Lessons from the Business World When Splitting Assets in a Divorce

Splitting assets in a divorce is like separating a business partnership. And, as with a business, what’s more important than how things are divided in the moment, is where you’re going to be with those assets in the years to come.
When a business partnership, such as a law firm or consulting practice, is divided, I make sure my clients realize:
- They are now on their own financially.
- The revenue stream that came from their partner has gone away.
- They need a plan for how their new business is going to operate.
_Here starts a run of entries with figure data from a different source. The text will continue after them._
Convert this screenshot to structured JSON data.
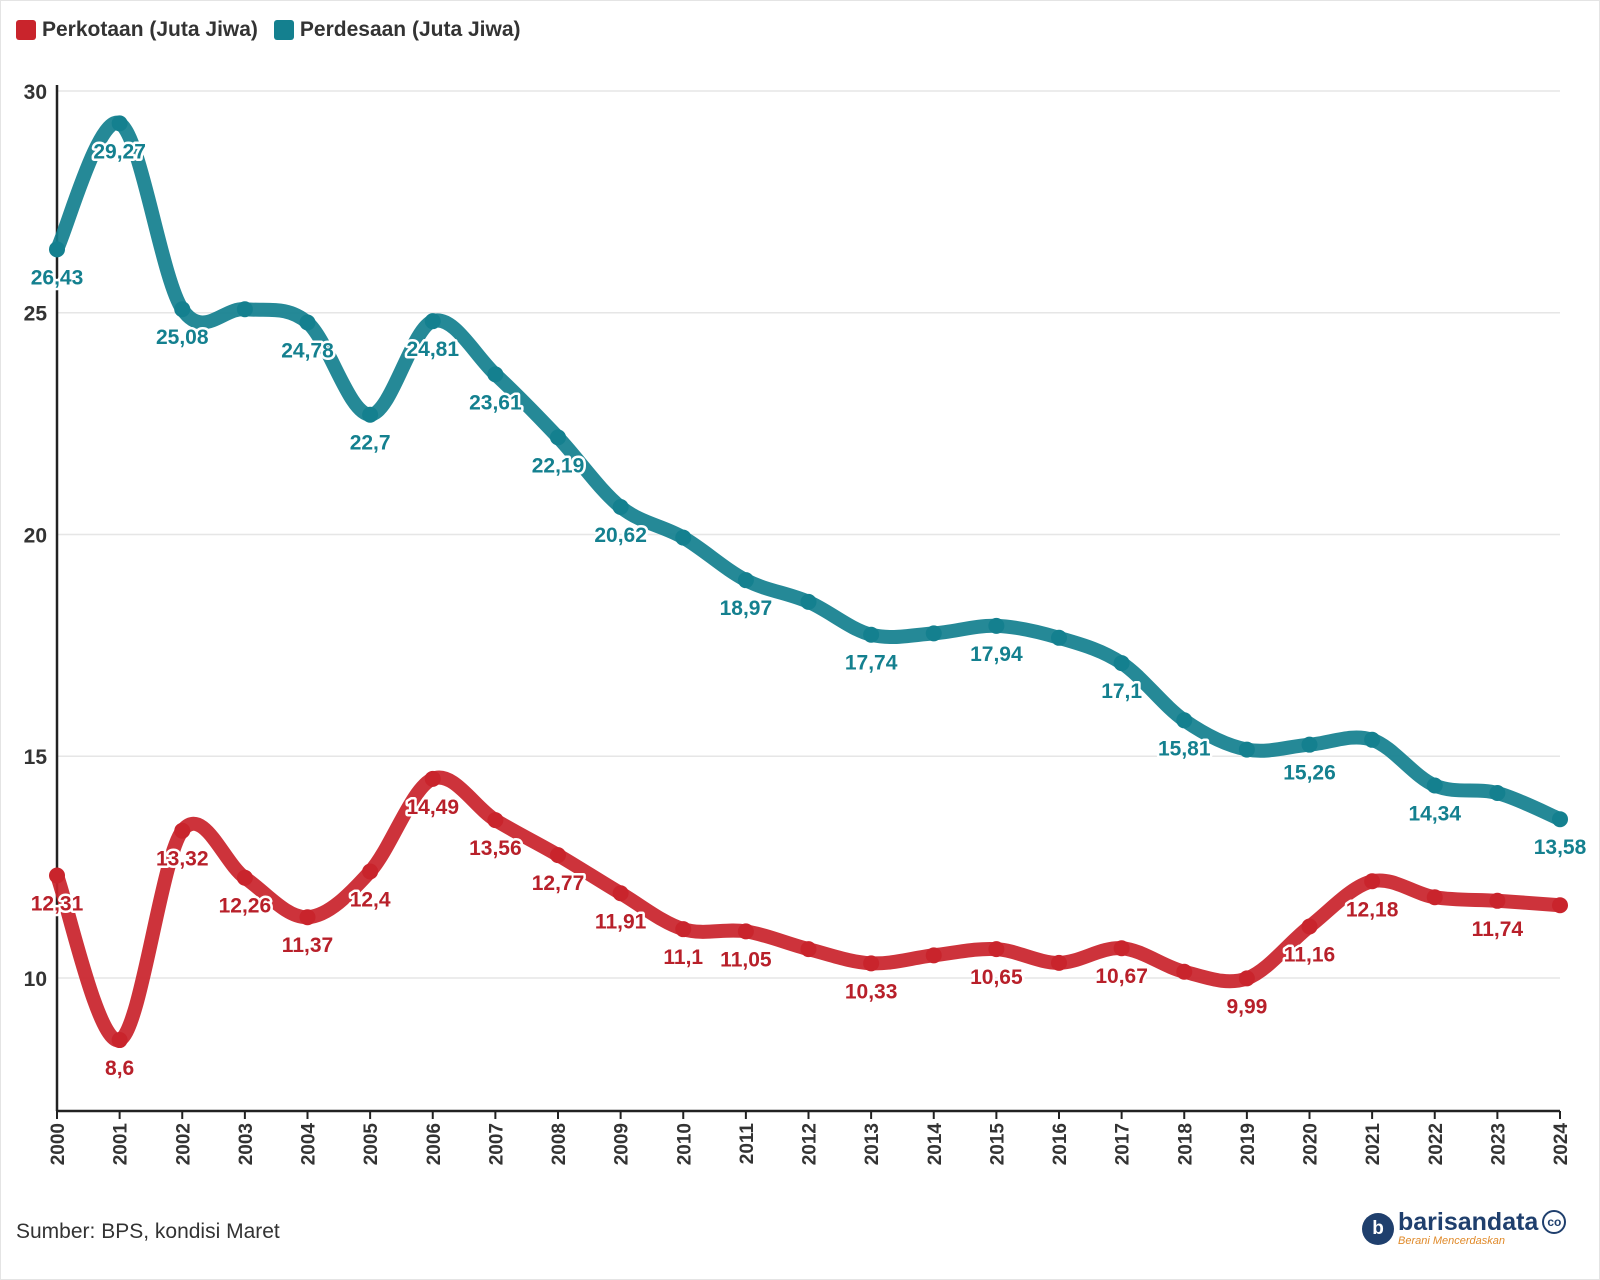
{
  "legend": [
    {
      "label": "Perkotaan (Juta Jiwa)",
      "color": "#c9242c"
    },
    {
      "label": "Perdesaan (Juta Jiwa)",
      "color": "#14808f"
    }
  ],
  "source": "Sumber: BPS, kondisi Maret",
  "brand": {
    "icon_letter": "b",
    "name": "barisandata",
    "tagline": "Berani Mencerdaskan",
    "suffix": "co"
  },
  "chart_data": {
    "type": "line",
    "title": "",
    "xlabel": "",
    "ylabel": "",
    "ylim": [
      7.0,
      30.0
    ],
    "yticks": [
      10,
      15,
      20,
      25,
      30
    ],
    "grid": true,
    "legend_position": "top-left",
    "x": [
      "2000",
      "2001",
      "2002",
      "2003",
      "2004",
      "2005",
      "2006",
      "2007",
      "2008",
      "2009",
      "2010",
      "2011",
      "2012",
      "2013",
      "2014",
      "2015",
      "2016",
      "2017",
      "2018",
      "2019",
      "2020",
      "2021",
      "2022",
      "2023",
      "2024"
    ],
    "series": [
      {
        "name": "Perkotaan (Juta Jiwa)",
        "color": "#c9242c",
        "label_color": "#b8202a",
        "values": [
          12.31,
          8.6,
          13.32,
          12.26,
          11.37,
          12.4,
          14.49,
          13.56,
          12.77,
          11.91,
          11.1,
          11.05,
          10.65,
          10.33,
          10.51,
          10.65,
          10.34,
          10.67,
          10.14,
          9.99,
          11.16,
          12.18,
          11.82,
          11.74,
          11.64
        ],
        "labels": [
          "12,31",
          "8,6",
          "13,32",
          "12,26",
          "11,37",
          "12,4",
          "14,49",
          "13,56",
          "12,77",
          "11,91",
          "11,1",
          "11,05",
          "",
          "10,33",
          "",
          "10,65",
          "",
          "10,67",
          "",
          "9,99",
          "11,16",
          "12,18",
          "",
          "11,74",
          ""
        ]
      },
      {
        "name": "Perdesaan (Juta Jiwa)",
        "color": "#14808f",
        "label_color": "#14808f",
        "values": [
          26.43,
          29.27,
          25.08,
          25.08,
          24.78,
          22.7,
          24.81,
          23.61,
          22.19,
          20.62,
          19.93,
          18.97,
          18.48,
          17.74,
          17.77,
          17.94,
          17.67,
          17.1,
          15.81,
          15.15,
          15.26,
          15.37,
          14.34,
          14.17,
          13.58
        ],
        "labels": [
          "26,43",
          "29,27",
          "25,08",
          "",
          "24,78",
          "22,7",
          "24,81",
          "23,61",
          "22,19",
          "20,62",
          "",
          "18,97",
          "",
          "17,74",
          "",
          "17,94",
          "",
          "17,1",
          "15,81",
          "",
          "15,26",
          "",
          "14,34",
          "",
          "13,58"
        ]
      }
    ]
  }
}
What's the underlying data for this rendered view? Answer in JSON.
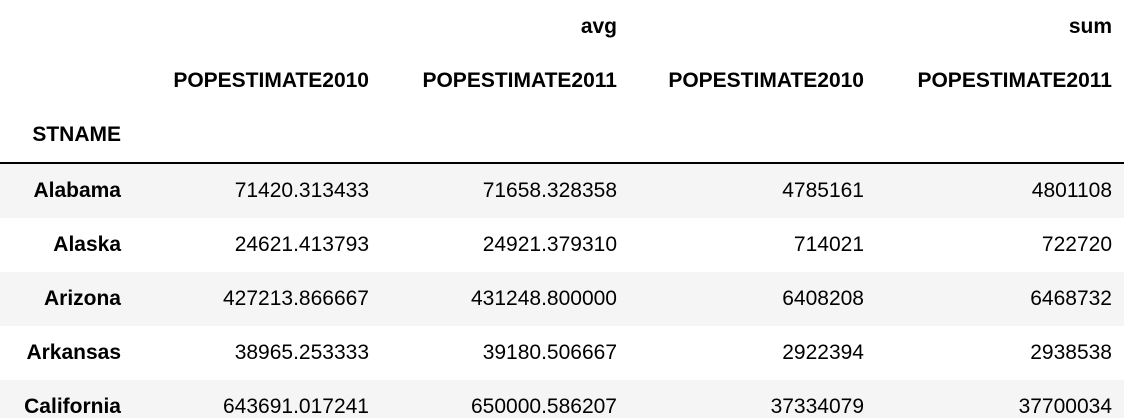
{
  "table": {
    "group_headers": [
      "avg",
      "sum"
    ],
    "column_headers": [
      "POPESTIMATE2010",
      "POPESTIMATE2011",
      "POPESTIMATE2010",
      "POPESTIMATE2011"
    ],
    "index_name": "STNAME",
    "rows": [
      {
        "index": "Alabama",
        "values": [
          "71420.313433",
          "71658.328358",
          "4785161",
          "4801108"
        ]
      },
      {
        "index": "Alaska",
        "values": [
          "24621.413793",
          "24921.379310",
          "714021",
          "722720"
        ]
      },
      {
        "index": "Arizona",
        "values": [
          "427213.866667",
          "431248.800000",
          "6408208",
          "6468732"
        ]
      },
      {
        "index": "Arkansas",
        "values": [
          "38965.253333",
          "39180.506667",
          "2922394",
          "2938538"
        ]
      },
      {
        "index": "California",
        "values": [
          "643691.017241",
          "650000.586207",
          "37334079",
          "37700034"
        ]
      }
    ]
  }
}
- They may need to adjust their overhead, including who, how and what they’re paying for staff, office space and other expenditures.
This doesn’t mean that the business person, who’s now on their own, won’t be successful; but by creating a plan showing what to expect based on financial realities, their new business will be much more secure.
It’s the same with your personal finances, post-divorce. As my fellow panelist Candy Sugarman, Executive Director of Visions Anew Institute, says,
“Divorce is a business transaction, and it’s an emotional event. The divorcing individual is making some of the most difficult decisions of their lives at the most vulnerable time emotionally. I believe that anyone facing divorce must, at a minimum, consult a legal advisor, a financial advisor, and a therapist. People must become the CEO of their divorce and seek advice in the areas that are going to most affect their future.”